Писатель начинает с нейтрального по тону описания:
Три женские фигуры в разных углах представились его глазам. Одна раскладывала карты; другая сидела за фортепианом и играла двумя пальцами какое-то жалкое подобие старинного полонеза; третья сидела перед зеркалом, расчёсывая гребнем свои длинные волосы, и вовсе не думала оставить туалета своего при входе незнакомого лица. Какой-то неприятный беспорядок, который можно встретить только в беспечной комнате холостяка, царствовал во всём. Мебели довольно хорошие были покрыты пылью; паук застилал своею паутиною лепной карниз; сквозь непритворенную дверь другой комнаты блестел сапог со шпорой и краснела выпушка мундира; громкий мужской голос и женский смех раздавались без всякого принуждения.

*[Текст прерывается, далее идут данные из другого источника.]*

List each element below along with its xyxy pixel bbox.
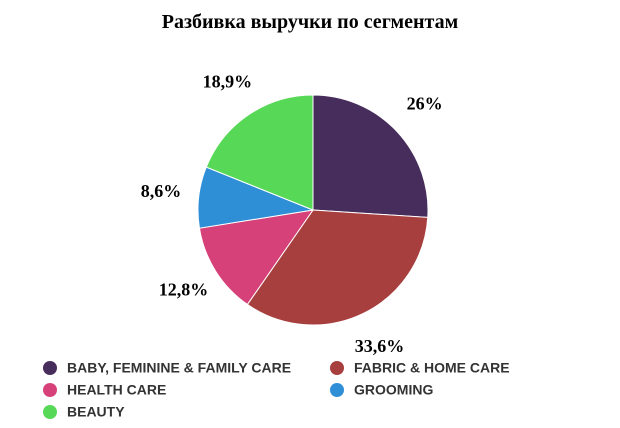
chart-title: Разбивка выручки по сегментам [162,11,458,33]
legend-label: BEAUTY [67,404,125,420]
legend-marker [43,361,57,375]
pie-slice [205,94,314,211]
legend-label: HEALTH CARE [67,382,166,398]
legend-marker [43,405,57,419]
value-label: 26% [407,93,443,113]
legend-marker [330,361,344,375]
pie-slice [312,94,429,218]
legend-label: GROOMING [354,382,433,398]
pie-slice [198,209,315,306]
legend-label: FABRIC & HOME CARE [354,360,510,376]
value-label: 33,6% [355,336,405,356]
legend-marker [43,383,57,397]
legend-label: BABY, FEMININE & FAMILY CARE [67,360,291,376]
pie-slice [246,209,429,326]
legend-marker [330,383,344,397]
value-label: 18,9% [203,71,253,91]
value-label: 12,8% [159,280,209,300]
value-label: 8,6% [141,181,182,201]
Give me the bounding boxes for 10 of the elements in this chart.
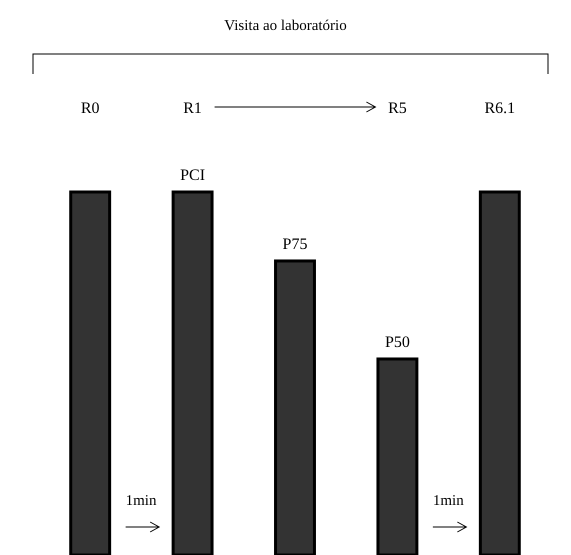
- x-tick-label: PCI: [180, 167, 206, 184]
- x-tick-label: P50: [384, 334, 410, 351]
- text: R1: [183, 100, 202, 117]
- text: R0: [80, 100, 100, 117]
- annotation: 1min: [126, 493, 157, 509]
- text: R5: [388, 100, 407, 117]
- annotation: 1min: [432, 493, 464, 509]
- x-tick-label: P75: [282, 236, 308, 253]
- chart-title: Visita ao laboratório: [224, 18, 347, 34]
- text: R6.1: [484, 100, 516, 117]
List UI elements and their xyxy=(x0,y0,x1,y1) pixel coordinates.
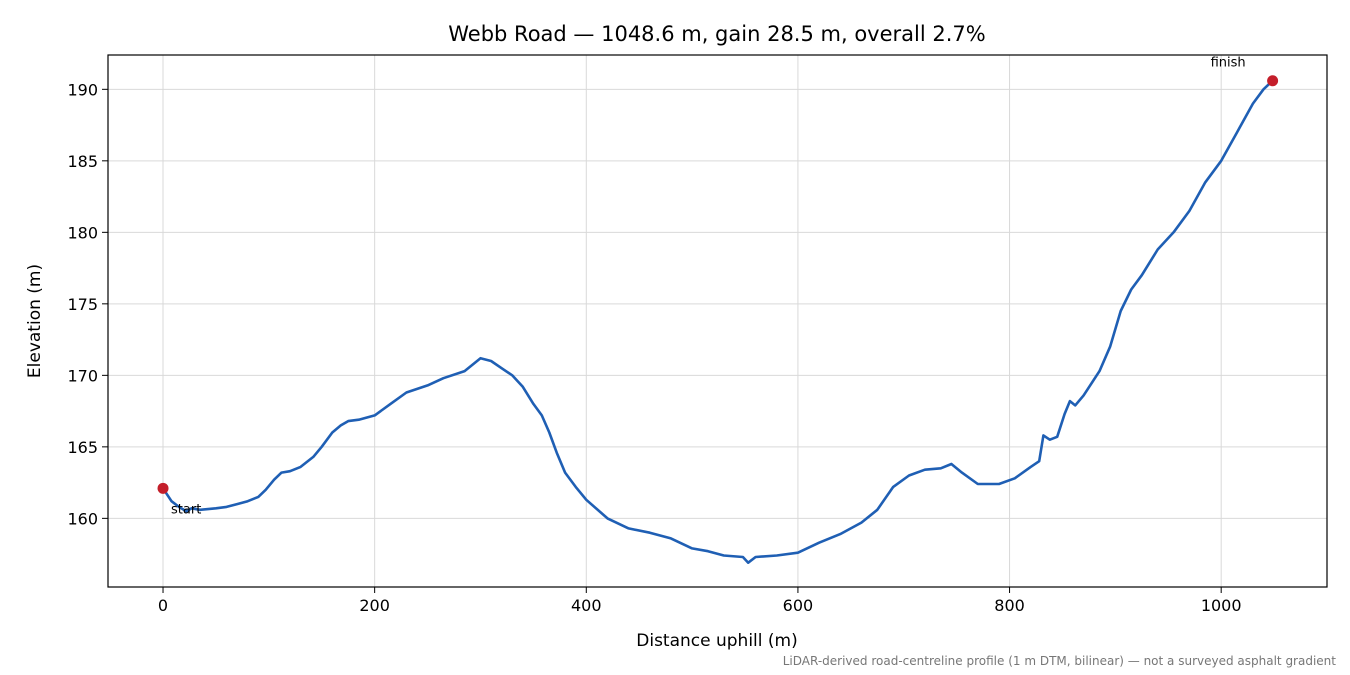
y-tick-label: 175 xyxy=(67,295,98,314)
x-axis-ticks: 0 200 400 600 800 1000 xyxy=(158,587,1242,615)
start-label: start xyxy=(171,502,201,517)
x-tick-label: 400 xyxy=(571,596,602,615)
start-marker xyxy=(157,482,169,494)
x-tick-label: 200 xyxy=(359,596,390,615)
endpoint-markers: start finish xyxy=(157,56,1279,517)
y-axis-label: Elevation (m) xyxy=(25,264,45,378)
plot-frame xyxy=(107,54,1328,588)
y-axis-ticks: 160 165 170 175 180 185 190 xyxy=(67,80,108,528)
y-tick-label: 185 xyxy=(67,152,98,171)
finish-label: finish xyxy=(1211,56,1246,71)
gridlines xyxy=(108,55,1327,587)
finish-marker xyxy=(1267,75,1279,87)
y-tick-label: 170 xyxy=(67,366,98,385)
y-tick-label: 190 xyxy=(67,80,98,99)
x-tick-label: 1000 xyxy=(1201,596,1242,615)
footnote: LiDAR-derived road-centreline profile (1… xyxy=(783,654,1337,668)
x-tick-label: 800 xyxy=(994,596,1025,615)
chart-title: Webb Road — 1048.6 m, gain 28.5 m, overa… xyxy=(448,22,985,46)
x-tick-label: 0 xyxy=(158,596,168,615)
y-tick-label: 160 xyxy=(67,509,98,528)
x-axis-label: Distance uphill (m) xyxy=(636,631,797,651)
y-tick-label: 165 xyxy=(67,438,98,457)
x-tick-label: 600 xyxy=(783,596,814,615)
elevation-line xyxy=(161,79,1274,564)
y-tick-label: 180 xyxy=(67,223,98,242)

В принципе, для читателя-современника этого было достаточно. Но Гоголь предпочитает уточнить суть дела – в той эвфемистической, манерной и жеманной форме, которую допускали требования цензуры: «…он зашёл в тот отвратительный приют, где основал своё жилище жалкий разврат, порождённый мишурною образованностию и страшным многолюдством столицы». Теперь уже больше никаких пояснений не требуется, но Гоголь продолжает патетический монолог, доводя до абсурда и явно пародируя жеманство и пафос, к которому вынужден был прибегнуть: «Тот приют, где человек святотатственно подавил и посмеялся над всем чистым и святым, украшающим жизнь, где женщина, эта красавица мира, венец творения, обратилась в какое-то странное, двусмысленное существо, где она вместе с чистотою души лишилась всего женского и отвратительно присвоила себе ухватки и наглости мужчины и уже перестала быть тем слабым, тем прекрасным и так отличным от нас существом».

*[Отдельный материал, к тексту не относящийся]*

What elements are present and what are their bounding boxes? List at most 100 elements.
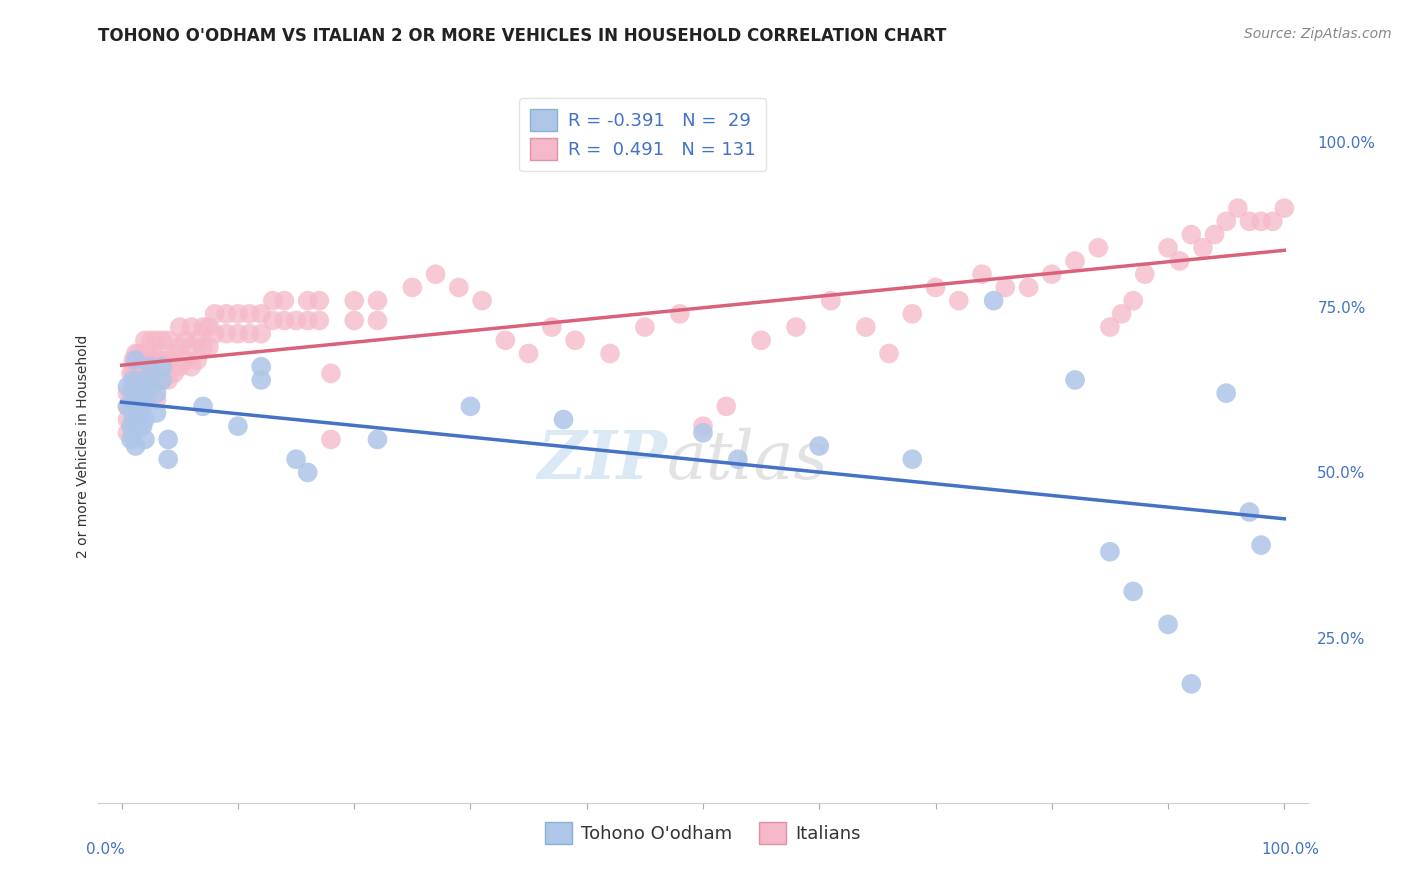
Point (122, 373, 145, 387)
Point (1250, 538, 1272, 552)
Point (1157, 617, 1180, 632)
Point (128, 386, 150, 401)
Point (191, 400, 214, 414)
Point (447, 280, 470, 294)
Point (180, 320, 202, 334)
Point (1122, 584, 1144, 599)
Point (1018, 280, 1040, 294)
Point (169, 320, 191, 334)
Legend: Tohono O'odham, Italians: Tohono O'odham, Italians (538, 814, 868, 851)
Point (120, 433, 142, 447)
Point (1180, 677, 1202, 691)
Point (343, 293, 366, 308)
Point (191, 320, 214, 334)
Point (692, 419, 714, 434)
Point (124, 346, 146, 360)
Point (855, 320, 877, 334)
Point (174, 353, 197, 368)
Point (901, 452, 924, 467)
Point (1064, 254, 1087, 268)
Point (1087, 241, 1109, 255)
Point (139, 333, 162, 347)
Point (117, 425, 139, 440)
Point (970, 267, 993, 281)
Point (143, 346, 166, 360)
Point (122, 379, 145, 393)
Text: Source: ZipAtlas.com: Source: ZipAtlas.com (1244, 27, 1392, 41)
Point (1064, 373, 1087, 387)
Point (122, 400, 145, 414)
Point (634, 320, 657, 334)
Point (273, 313, 295, 327)
Point (204, 326, 226, 341)
Point (169, 340, 191, 354)
Point (124, 439, 146, 453)
Point (150, 359, 173, 374)
Point (250, 359, 273, 374)
Point (191, 340, 214, 354)
Point (150, 353, 173, 368)
Point (117, 379, 139, 393)
Point (134, 333, 156, 347)
Point (1215, 386, 1237, 401)
Point (285, 313, 308, 327)
Point (134, 353, 156, 368)
Point (198, 340, 221, 354)
Point (180, 359, 202, 374)
Point (1192, 241, 1215, 255)
Point (250, 307, 273, 321)
Point (150, 333, 173, 347)
Point (1180, 227, 1202, 242)
Point (1098, 320, 1121, 334)
Point (1250, 214, 1272, 228)
Point (297, 293, 319, 308)
Point (215, 326, 238, 341)
Point (901, 307, 924, 321)
Point (401, 280, 423, 294)
Point (186, 353, 208, 368)
Point (122, 392, 145, 407)
Point (215, 307, 238, 321)
Point (143, 367, 166, 381)
Point (564, 333, 586, 347)
Point (308, 313, 330, 327)
Point (131, 386, 153, 401)
Point (1168, 254, 1191, 268)
Point (226, 326, 249, 341)
Point (239, 326, 262, 341)
Point (134, 392, 156, 407)
Point (120, 367, 142, 381)
Point (692, 425, 714, 440)
Point (994, 280, 1017, 294)
Point (186, 333, 208, 347)
Point (1261, 214, 1284, 228)
Point (820, 293, 842, 308)
Point (139, 379, 162, 393)
Point (145, 333, 167, 347)
Point (517, 346, 540, 360)
Point (145, 386, 167, 401)
Point (169, 359, 191, 374)
Point (599, 346, 621, 360)
Point (157, 353, 180, 368)
Point (297, 313, 319, 327)
Point (226, 307, 249, 321)
Point (117, 386, 139, 401)
Point (180, 340, 202, 354)
Point (877, 346, 900, 360)
Point (163, 367, 186, 381)
Point (124, 386, 146, 401)
Point (122, 353, 145, 368)
Text: ZIP: ZIP (537, 428, 666, 492)
Text: 0.0%: 0.0% (86, 842, 125, 857)
Point (128, 346, 150, 360)
Point (122, 406, 145, 420)
Point (273, 293, 295, 308)
Point (727, 452, 749, 467)
Point (117, 400, 139, 414)
Point (117, 400, 139, 414)
Point (553, 412, 575, 426)
Point (128, 386, 150, 401)
Point (120, 419, 142, 434)
Point (308, 293, 330, 308)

Для сравнения можно привести устный рассказ Гоголя, зафиксированный писателем Владимиром Соллогубом. Проходя ночью по улице и заглянув в освещённые окна дома, Гоголь стал свидетелем следующей сцены:
…В довольно большой и опрятной комнате с низеньким потолком и яркими занавесками у окон, в углу, перед большим киотом образов, стоял налой, покрытый потёртой парчой; перед налоем высокий, дородный и уже немолодой священник, в тёмном подряснике, совершал службу, по-видимому молебствие; худой, заспанный дьячок вяло, по-видимому, подтягивал ему. Позади священника, несколько вправо, стояла, опираясь на спинку кресла, толстая женщина, на вид лет пятидесяти с лишним, одетая в ярко-зелёное шёлковое платье и с чепцом, украшенным пёстрыми лентами на голове; она держалась сановито и грозно, изредка поглядывая вокруг себя; за нею, большею частью на коленях, расположилось пятнадцать или двадцать женщин, в красных, жёлтых и розовых платьях, с цветами и перьями в завитых волосах; их щёки рдели таким неприродным румянцем, их наружность так мало соответствовала совершаемому в их присутствии обряду, что я невольно расхохотался и посмотрел на моего приятеля; он только пожал плечами и ещё с большим вниманием уставился в окно.